Searches within the NIH CRISP system revealed some common areas of experimentation that utilize primates. These areas of experimentation were examined in macaque monkeys, and baboons, the two most commonly used species of primates (these statistics are contained in Appendix K). Taken together these two species account for 1171 (82%) of the total 1422 for all primate species. Therefore these two species will be used to exemplify the types of experimentation in which primates are utilized.
CRISP searches for macaque monkeys reveal 15 experiments that study heart disease, and 34 that study cancer. However, this same system contains 116 projects that study alcohol and addictive drugs in macaques, 58 that study neurobiology, and 158 that study neural information processing in macaques. Another 19 projects study macaque sex and an additional 10 examine reproduction in macaques. It appears that the NIH is more interested in getting primates drunk or stoned and showing them a good time, than in curing real diseases.

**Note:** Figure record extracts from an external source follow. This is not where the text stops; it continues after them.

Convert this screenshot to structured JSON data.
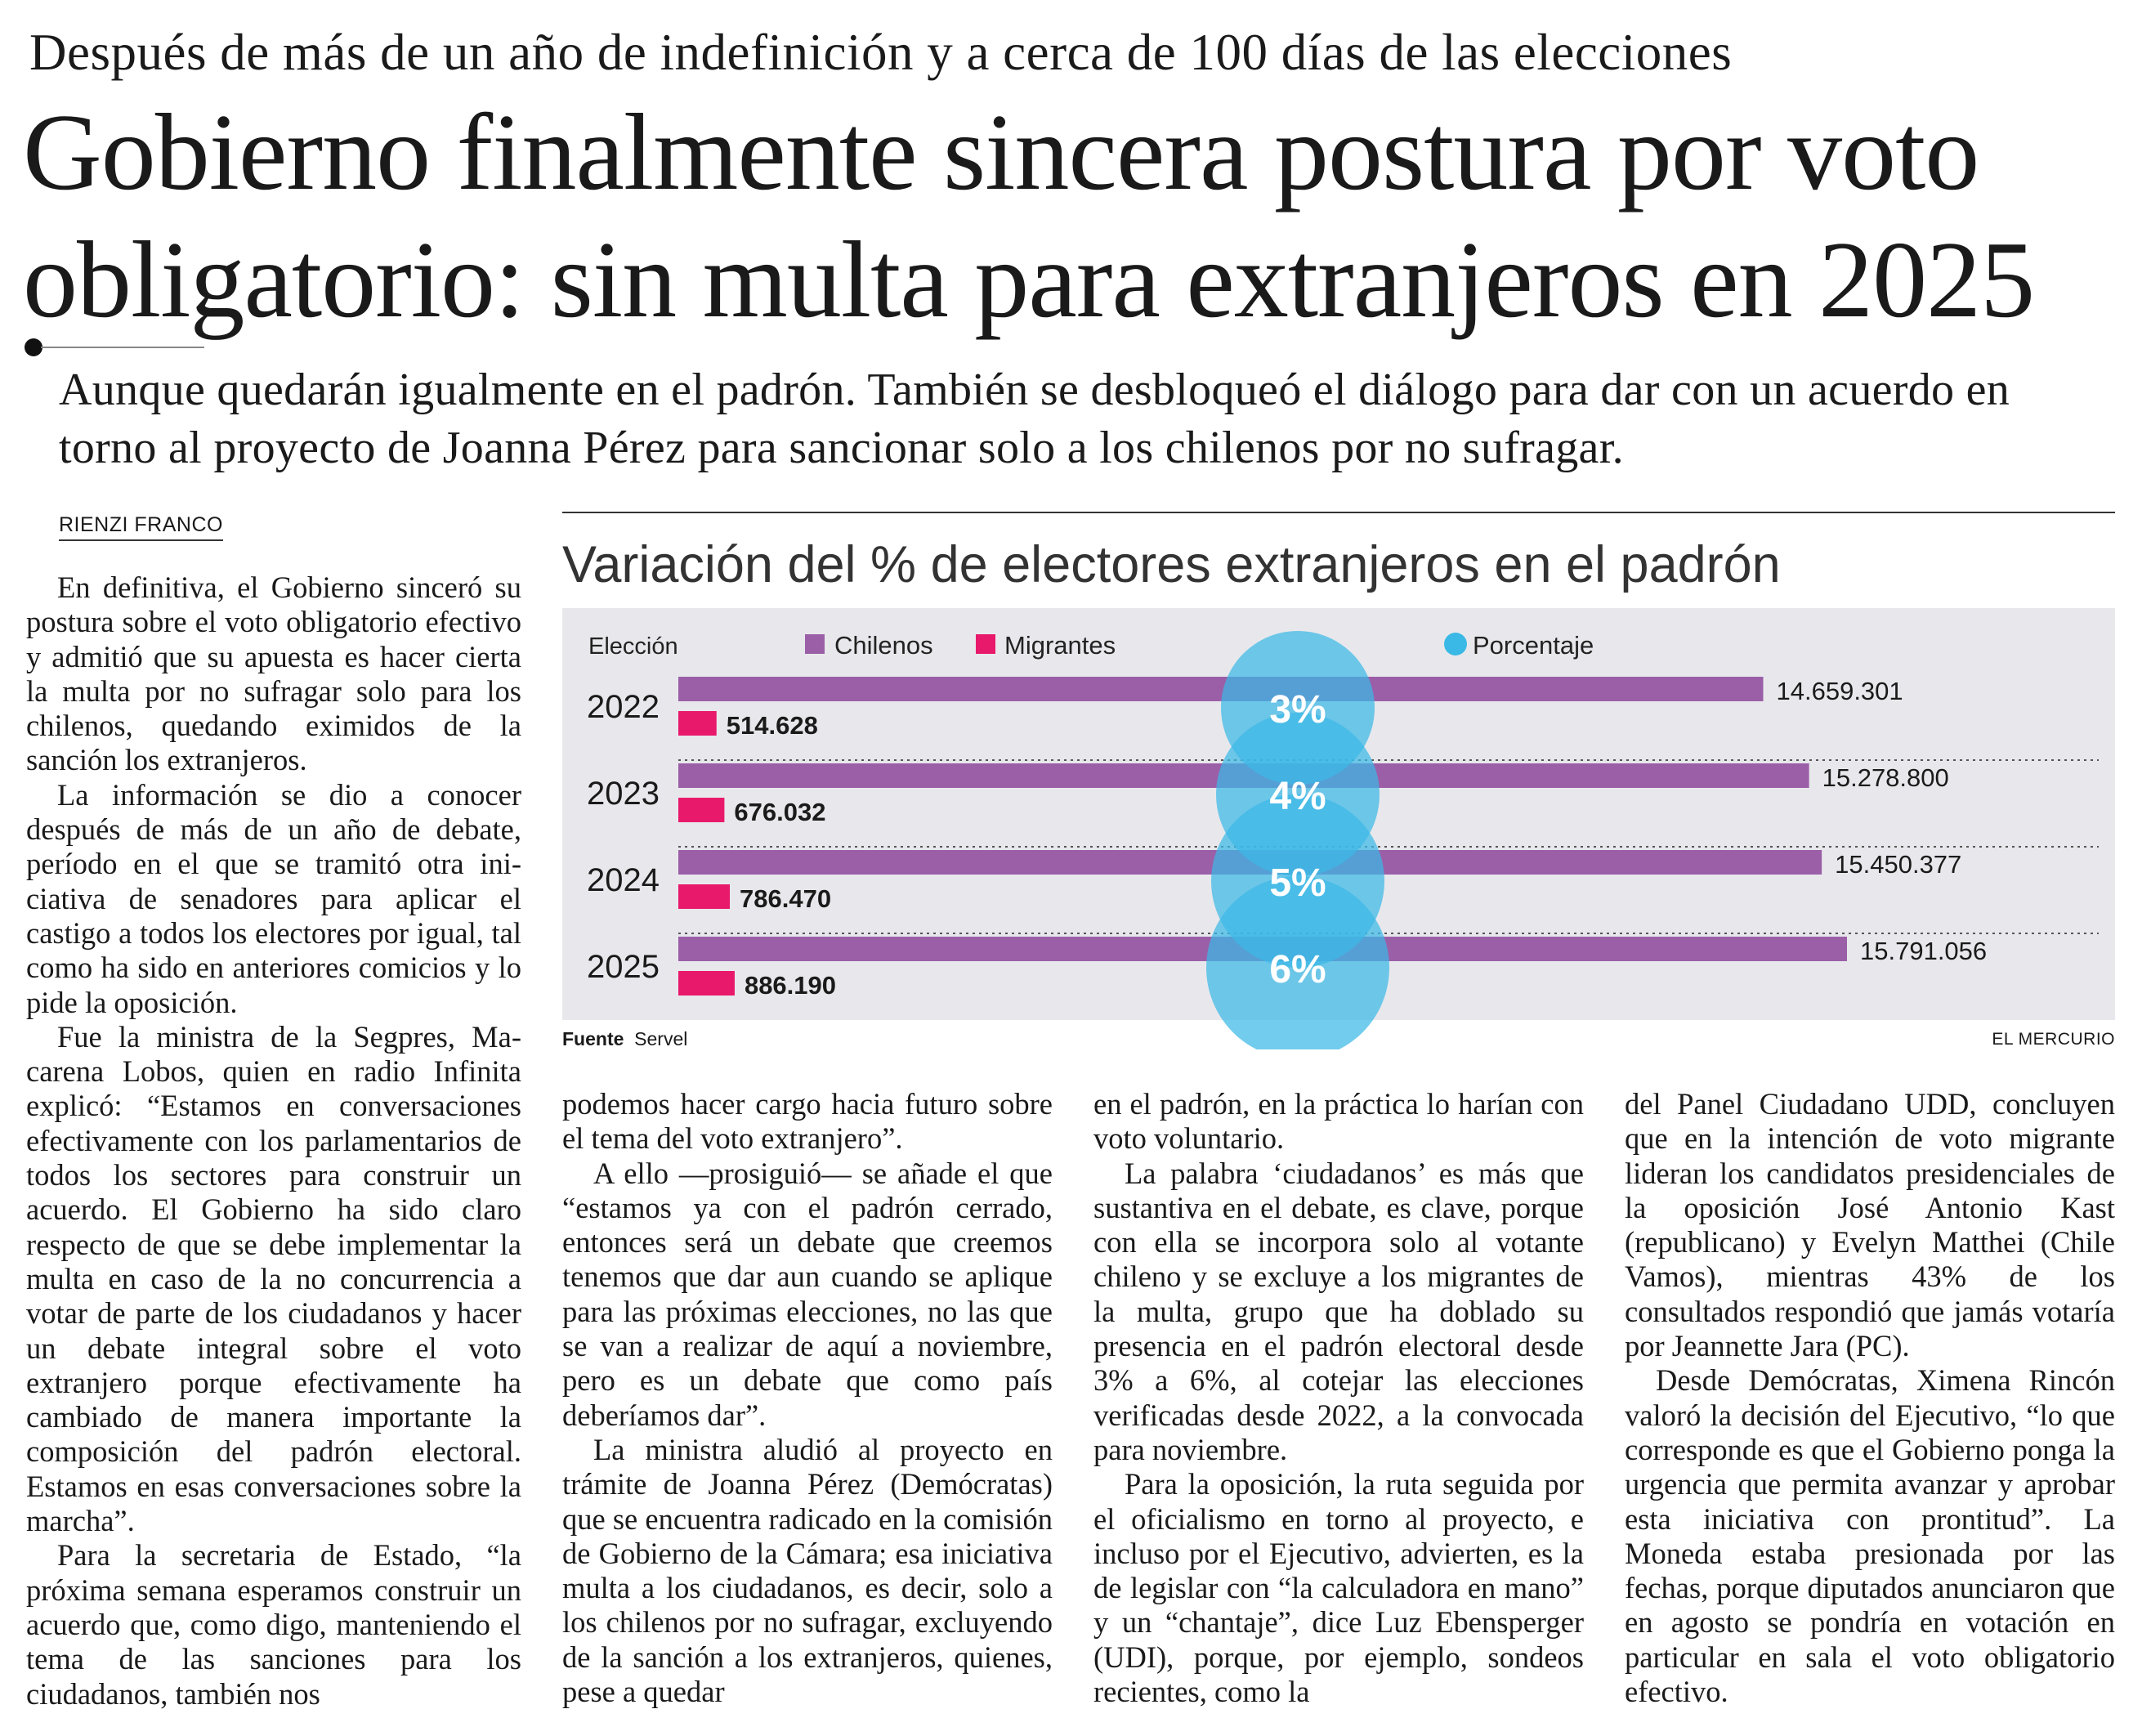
{
  "article": {
    "kicker": "Después de más de un año de indefinición y a cerca de 100 días de las elecciones",
    "headline": "Gobierno finalmente sincera postura por voto obligatorio: sin multa para extranjeros en 2025",
    "deck": "Aunque quedarán igualmente en el padrón. También se desbloqueó el diálogo para dar con un acuerdo en torno al proyecto de Joanna Pérez para sancionar solo a los chilenos por no sufragar.",
    "byline": "RIENZI FRANCO",
    "col1": [
      "En definitiva, el Gobierno sinceró su postura sobre el voto obligatorio efectivo y admitió que su apuesta es hacer cierta la multa por no sufragar solo para los chilenos, quedando exi­midos de la sanción los extranjeros.",
      "La información se dio a conocer después de más de un año de debate, período en el que se tramitó otra ini­ciativa de senadores para aplicar el castigo a todos los electores por igual, tal como ha sido en anteriores comicios y lo pide la oposición.",
      "Fue la ministra de la Segpres, Ma­carena Lobos, quien en radio Infinita explicó: “Estamos en conversaciones efectivamente con los parlamenta­rios de todos los sectores para cons­truir un acuerdo. El Gobierno ha sido claro respecto de que se debe imple­mentar la multa en caso de la no con­currencia a votar de parte de los ciu­dadanos y hacer un debate integral sobre el voto extranjero porque efec­tivamente ha cambiado de manera importante la composición del pa­drón electoral. Estamos en esas con­versaciones sobre la marcha”.",
      "Para la secretaria de Estado, “la próxima semana esperamos cons­truir un acuerdo que, como digo, manteniendo el tema de las sancio­nes para los ciudadanos, también nos"
    ],
    "col2": [
      "podemos hacer cargo hacia futuro sobre el tema del voto extranjero”.",
      "A ello —prosiguió— se añade el que “estamos ya con el padrón cerra­do, entonces será un debate que cree­mos tenemos que dar aun cuando se aplique para las próximas elecciones, no las que se van a realizar de aquí a noviembre, pero es un debate que co­mo país deberíamos dar”.",
      "La ministra aludió al proyecto en trámite de Joanna Pérez (Demócra­tas) que se encuentra radicado en la comisión de Gobierno de la Cámara; esa iniciativa multa a los ciudadanos, es decir, solo a los chilenos por no su­fragar, excluyendo de la sanción a los extranjeros, quienes, pese a quedar"
    ],
    "col3": [
      "en el padrón, en la práctica lo harían con voto voluntario.",
      "La palabra ‘ciudadanos’ es más que sustantiva en el debate, es clave, porque con ella se incorpora solo al votante chileno y se excluye a los mi­grantes de la multa, grupo que ha do­blado su presencia en el padrón elec­toral desde 3% a 6%, al cotejar las elecciones verificadas desde 2022, a la convocada para noviembre.",
      "Para la oposición, la ruta seguida por el oficialismo en torno al proyec­to, e incluso por el Ejecutivo, advier­ten, es la de legislar con “la calcula­dora en mano” y un “chantaje”, dice Luz Ebensperger (UDI), porque, por ejemplo, sondeos recientes, como la"
    ],
    "col4": [
      "del Panel Ciudadano UDD, conclu­yen que en la intención de voto mi­grante lideran los candidatos presi­denciales de la oposición José Anto­nio Kast (republicano) y Evelyn Mat­thei (Chile Vamos), mientras 43% de los consultados respondió que jamás votaría por Jeannette Jara (PC).",
      "Desde Demócratas, Ximena Rin­cón valoró la decisión del Ejecutivo, “lo que corresponde es que el Go­bierno ponga la urgencia que permi­ta avanzar y aprobar esta iniciativa con prontitud”. La Moneda estaba presionada por las fechas, porque di­putados anunciaron que en agosto se pondría en votación en particular en sala el voto obligatorio efectivo."
    ]
  },
  "chart_data": {
    "type": "bar",
    "title": "Variación del % de electores extranjeros en el padrón",
    "category_label": "Elección",
    "categories": [
      "2022",
      "2023",
      "2024",
      "2025"
    ],
    "series": [
      {
        "name": "Chilenos",
        "values": [
          14659301,
          15278800,
          15450377,
          15791056
        ],
        "labels": [
          "14.659.301",
          "15.278.800",
          "15.450.377",
          "15.791.056"
        ],
        "color": "#9b5fa8"
      },
      {
        "name": "Migrantes",
        "values": [
          514628,
          676032,
          786470,
          886190
        ],
        "labels": [
          "514.628",
          "676.032",
          "786.470",
          "886.190"
        ],
        "color": "#e8196b"
      },
      {
        "name": "Porcentaje",
        "values": [
          3,
          4,
          5,
          6
        ],
        "labels": [
          "3%",
          "4%",
          "5%",
          "6%"
        ],
        "color": "#3bb9e6"
      }
    ],
    "legend_position": "top",
    "orientation": "horizontal",
    "source_label": "Fuente",
    "source": "Servel",
    "credit": "EL MERCURIO"
  }
}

Similarly, baboons show up in only 6 projects examining the heart and examining cancer. However 12 baboon studies alcohol and drugs, 18 study stress, and 10 study behavior tests.
The CRISP system shows 1171 studies using macaques or baboons. Only 5% of these studies examine heart disease or cancer -- two key conditions that kill many humans every year. While 69% of these studies look at areas that do not directly correlate to diseases like behavior tests, memory, reproduction, sex, and learning. Clearly the main focus of primate research is NOT curing human disease.
Specific examples of experiments from several facilities are listed in Appendix L. These protocols provide details of what happens to primates during experimentation in U.S. labs. The use of food and water deprivation is common in primate experimentation as are confinement to restraint chairs, electric shock and other highly invasive procedures.